I demonstrate that this has important repercussions in contexts of higher-than-average ethnic compositions where assimilation is encouraged, and victimisation is denied or attributed to other causes. Symbolic and superficial celebrations of multiculturalism are common, but cultural discourses of difference maintain ethnic youth in marginalised positions and prevent more inclusive educational practices. Some staff perspectives adhere to colour-blind liberal forms of racism in these contexts, and these are most common in school cultures where victimisation is downplayed or thought to be an issue cultivated in the home.
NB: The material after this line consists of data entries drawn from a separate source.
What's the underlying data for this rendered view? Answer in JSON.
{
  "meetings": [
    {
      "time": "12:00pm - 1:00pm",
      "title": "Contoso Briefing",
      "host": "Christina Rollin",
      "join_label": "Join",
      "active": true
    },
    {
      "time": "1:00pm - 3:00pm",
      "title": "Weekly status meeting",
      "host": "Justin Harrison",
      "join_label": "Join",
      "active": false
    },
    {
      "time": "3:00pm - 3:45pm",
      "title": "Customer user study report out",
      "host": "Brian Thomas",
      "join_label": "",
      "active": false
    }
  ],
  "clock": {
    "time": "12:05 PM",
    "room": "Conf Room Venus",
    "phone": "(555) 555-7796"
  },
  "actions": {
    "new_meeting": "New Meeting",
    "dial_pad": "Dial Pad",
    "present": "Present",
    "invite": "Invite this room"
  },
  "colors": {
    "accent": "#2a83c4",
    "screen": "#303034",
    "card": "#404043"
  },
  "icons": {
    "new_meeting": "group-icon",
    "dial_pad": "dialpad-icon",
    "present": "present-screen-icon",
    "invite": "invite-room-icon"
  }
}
Inclusive education requires leadership and organisational cultures capable of creating more sustained community practices oriented toward the eradication of social exclusion (Ainscow and Sandill 2010). Any focus that is exclusively oriented toward teachers, excluding other staff, will limit the capacity to create these inclusive organisational cultures. In order to avoid superficial and overly-celebratory forms of multiculturalism or minimising difference as a form of exclusion, a recommendation of this paper would be to ensure school climate committees, and teachers in general, give greater attention to ways culturally-sensitive pedagogies might be incorporated into classrooms (see Hopkins et al. 2013 on pedagogy of caring). Additionally, Ministry of Education guidelines (2018) suggest the need for cultural mediators in schools with ethnic diversity to incorporate diverse knowledges, practices and worldvisions. This would seem an urgent addition for these schools in order to generate more inclusive education in Chile. In these cases, difference would not be reduced to a problem to be managed, or as a structural issue of integration, and those facing victimisation would be better supported rather than labelled as culturally standing out from a national norm.